Hey, Guys, waiting to see what you all are doing in the shroom world. Us Hoosiers don't start looking until you all's season is gone. Good Luck this year. Who knows what we will find with this weather being so weird.


----------



## pegleg7376 (Feb 23, 2017)

anyone find any in ga yet


----------



## monkeyswithguns (Feb 23, 2017)

Someone on another site reported the first finds in Augusta, Ga for the 2017 season. Time to start checking your honey holes!


----------



## jmorel (Oct 18, 2012)

And the hunt is on....never hunted Georgia before, do you start out in the low lands or hills?

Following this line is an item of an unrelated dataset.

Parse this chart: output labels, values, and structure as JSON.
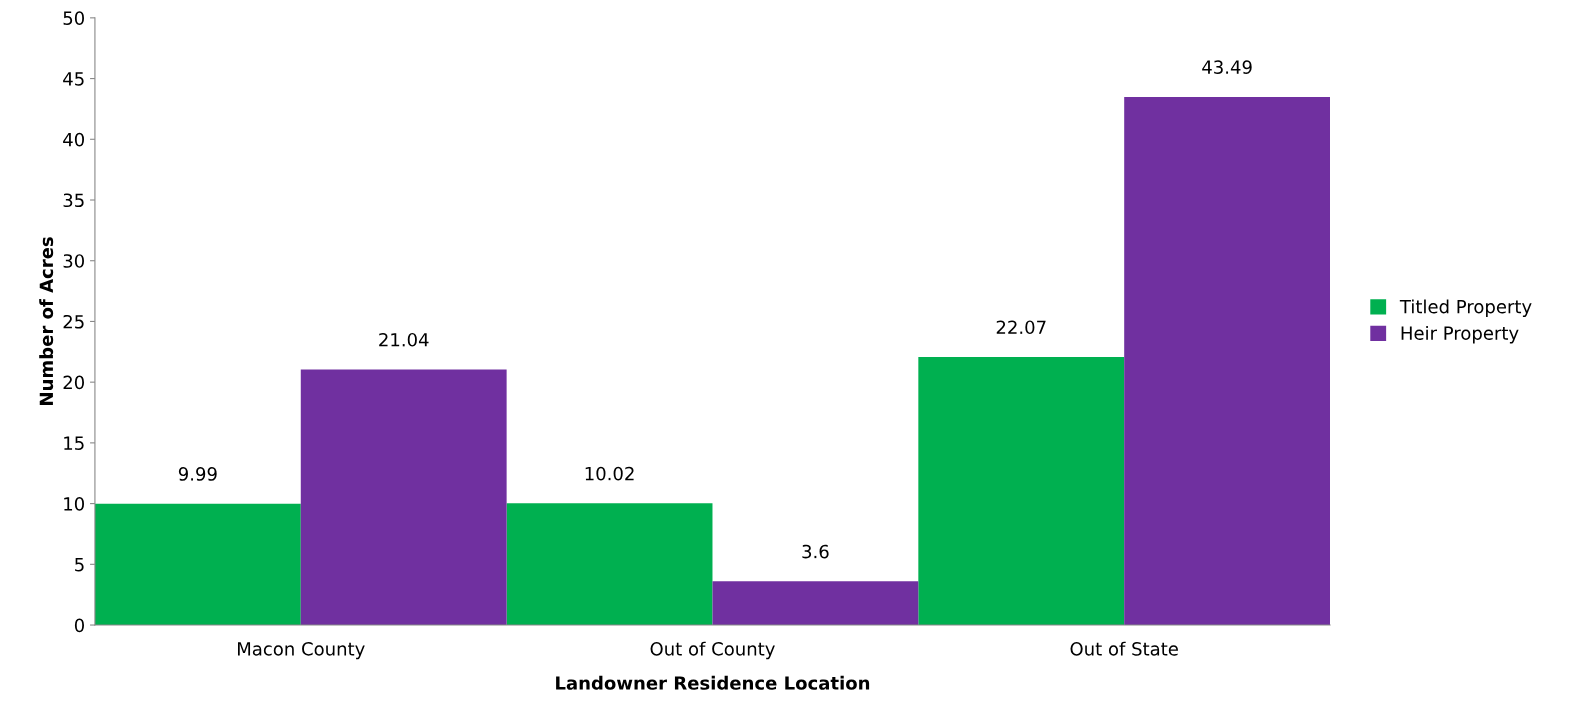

Do you have blacks ,greys, yellows or all ? Need just a little help here. Thanks


----------



## monkeyswithguns (Feb 23, 2017)

I've only ever found them in bottom lands, sandy soil, and older growth ashy/hardwood bottoms, and I've found yellows and grays, mostly yellows though. I think it changes the farther north in GA you go.


----------



## uncle fester (Mar 27, 2013)

Time to set checking folks. Going to be a good year. We had snow and we have moisture. So far better than last year at this time. Looking downtown ATL after work.


----------